Sebelum kegiatan makannya dimulai dea kini sedang memilih flim yang akan dia nonton sambil makan, memilih berdasarkan moodnya kali ini. kadang itu sesuatu yang romantis, kadang misteri, bahkan kadang kala flim horror.
Flim telah terputar, gadis itupun kini memulai kegitan makannya itu. nasi goreng dengan telur, itu menu makanan yang dimasak olehnya kali ini. saat malam hari itu menu yang gampang untuk dibuat olehnya. Bahkan kadang kala dea akan membeli makanan di pinggir jalan saat pulang bekerja.
Bunyi notifikasi berbunyi dari ponselnya, dia melirik kelayar ponsel melihat siapa yang mengiriminya pesan itu. tertulis dengan jelas nama pak Adrian dengan huruf capital, sontak itu membuat gadis itu hampir tersedak melihat nama itu. bukan namanya yang membuat dea hampir tersedak. Tapi isi pesan itu yang membuatnya tersedak.

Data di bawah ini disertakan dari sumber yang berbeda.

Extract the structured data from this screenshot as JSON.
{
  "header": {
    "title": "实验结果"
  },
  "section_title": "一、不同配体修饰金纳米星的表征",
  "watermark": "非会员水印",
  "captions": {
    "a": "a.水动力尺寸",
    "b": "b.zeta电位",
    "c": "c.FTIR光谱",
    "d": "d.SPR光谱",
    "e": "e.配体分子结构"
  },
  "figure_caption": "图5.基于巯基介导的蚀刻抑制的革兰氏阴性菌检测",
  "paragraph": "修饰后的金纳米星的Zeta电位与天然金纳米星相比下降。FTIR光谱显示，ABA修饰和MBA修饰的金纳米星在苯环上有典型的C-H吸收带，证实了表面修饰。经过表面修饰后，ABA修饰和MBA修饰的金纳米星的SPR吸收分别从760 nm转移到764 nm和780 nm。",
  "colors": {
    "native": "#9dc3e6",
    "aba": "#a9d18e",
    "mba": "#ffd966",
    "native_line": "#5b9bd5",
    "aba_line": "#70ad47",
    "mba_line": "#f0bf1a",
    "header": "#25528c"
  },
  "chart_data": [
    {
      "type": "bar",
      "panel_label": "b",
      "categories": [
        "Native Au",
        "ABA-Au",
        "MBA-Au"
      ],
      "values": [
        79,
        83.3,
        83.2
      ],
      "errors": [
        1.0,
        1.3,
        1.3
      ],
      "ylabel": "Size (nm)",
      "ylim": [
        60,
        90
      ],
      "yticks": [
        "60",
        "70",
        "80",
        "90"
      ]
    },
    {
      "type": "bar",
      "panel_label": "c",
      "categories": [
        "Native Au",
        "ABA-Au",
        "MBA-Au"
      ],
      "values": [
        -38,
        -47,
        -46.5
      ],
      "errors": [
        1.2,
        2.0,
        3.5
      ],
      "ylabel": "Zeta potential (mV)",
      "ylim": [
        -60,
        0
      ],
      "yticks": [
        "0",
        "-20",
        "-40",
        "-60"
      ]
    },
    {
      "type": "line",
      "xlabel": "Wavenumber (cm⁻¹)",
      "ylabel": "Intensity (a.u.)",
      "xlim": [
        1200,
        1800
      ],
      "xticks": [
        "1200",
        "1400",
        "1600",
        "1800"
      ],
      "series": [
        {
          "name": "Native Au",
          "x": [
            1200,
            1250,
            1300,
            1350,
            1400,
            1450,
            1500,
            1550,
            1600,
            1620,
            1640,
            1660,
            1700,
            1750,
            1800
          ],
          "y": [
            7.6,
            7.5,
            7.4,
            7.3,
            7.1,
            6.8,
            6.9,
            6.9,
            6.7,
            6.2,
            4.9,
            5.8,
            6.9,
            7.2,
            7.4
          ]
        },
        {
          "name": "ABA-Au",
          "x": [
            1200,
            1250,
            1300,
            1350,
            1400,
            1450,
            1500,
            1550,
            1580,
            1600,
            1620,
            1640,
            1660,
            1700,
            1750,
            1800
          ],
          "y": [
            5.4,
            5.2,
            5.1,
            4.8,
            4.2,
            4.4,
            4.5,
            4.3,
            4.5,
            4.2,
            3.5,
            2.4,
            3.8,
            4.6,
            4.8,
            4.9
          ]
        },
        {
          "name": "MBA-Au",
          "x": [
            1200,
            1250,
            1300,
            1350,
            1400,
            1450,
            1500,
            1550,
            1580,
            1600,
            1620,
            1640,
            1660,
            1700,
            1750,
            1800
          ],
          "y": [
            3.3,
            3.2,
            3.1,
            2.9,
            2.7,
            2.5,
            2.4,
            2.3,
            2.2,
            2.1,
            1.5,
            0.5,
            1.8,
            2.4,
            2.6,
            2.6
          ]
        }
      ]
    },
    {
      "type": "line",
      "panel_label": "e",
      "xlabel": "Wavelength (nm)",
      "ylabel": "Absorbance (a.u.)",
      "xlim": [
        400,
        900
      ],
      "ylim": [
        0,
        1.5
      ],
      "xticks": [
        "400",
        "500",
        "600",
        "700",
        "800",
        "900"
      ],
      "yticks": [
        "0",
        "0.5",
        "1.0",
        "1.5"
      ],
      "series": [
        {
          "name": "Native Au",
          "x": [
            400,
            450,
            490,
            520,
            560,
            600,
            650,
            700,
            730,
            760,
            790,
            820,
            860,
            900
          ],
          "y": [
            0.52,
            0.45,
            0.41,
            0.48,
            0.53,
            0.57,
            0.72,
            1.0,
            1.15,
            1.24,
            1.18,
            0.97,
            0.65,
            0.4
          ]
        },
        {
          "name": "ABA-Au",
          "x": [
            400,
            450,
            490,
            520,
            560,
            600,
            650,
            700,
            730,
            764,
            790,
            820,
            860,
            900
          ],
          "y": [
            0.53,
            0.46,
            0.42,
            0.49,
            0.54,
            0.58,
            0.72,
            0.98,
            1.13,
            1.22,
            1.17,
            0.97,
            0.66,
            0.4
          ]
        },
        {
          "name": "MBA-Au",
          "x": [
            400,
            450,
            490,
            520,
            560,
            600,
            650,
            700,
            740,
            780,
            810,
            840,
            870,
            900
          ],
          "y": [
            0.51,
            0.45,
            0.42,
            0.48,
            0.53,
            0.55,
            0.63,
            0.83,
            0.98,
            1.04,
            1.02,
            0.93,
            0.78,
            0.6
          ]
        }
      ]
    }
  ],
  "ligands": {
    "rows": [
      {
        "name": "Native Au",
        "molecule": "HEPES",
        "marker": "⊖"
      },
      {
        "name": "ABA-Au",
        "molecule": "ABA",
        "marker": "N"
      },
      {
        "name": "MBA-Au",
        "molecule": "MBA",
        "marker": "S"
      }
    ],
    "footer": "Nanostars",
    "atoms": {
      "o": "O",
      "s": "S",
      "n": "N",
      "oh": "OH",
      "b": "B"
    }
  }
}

'aku di depan pintu, buka cepat' bahkan ketikannya terdengar seperti suruhan. Gadis itu lantas bergegas kearah pintu, dia tidak lagi memperhatikan penampilannya. Ini sudah malam, jam kerja telah usai. Tapi kenapa pria itu selalu memaksa gadis itu bekerja, ah perasaan jengkel muncul dalam benak dea.
Dia lantas membuka pintu, dengan perlahan sambil mengatur nafasnya. Kini sosok itu telah terlihat di depan dea. Pria tinggi itu, ternyata benar-benar berada di depan apertemenya. Bagaimana dia bisa tau apertemennya. Tidak dapat dipercaya oleh dea.
Dea memandang kearah adrian, pria itu kini berdiri dengan menggunakan kaos putih dengan celana jeans. Rambutnya tidak tertata sehingga terjuntai menutup dahi bahkan hingga menyentuh ujung hidungnya. Tangan kanannya memegang tas yang dipikul, sedangkan tangan kirinya memegang sekantong yang berisi makanan. apa maksudnya itu, kini pemandangan dea kepadanya benar-benar membuat gadis itu tidak dapat berkata apa-apa.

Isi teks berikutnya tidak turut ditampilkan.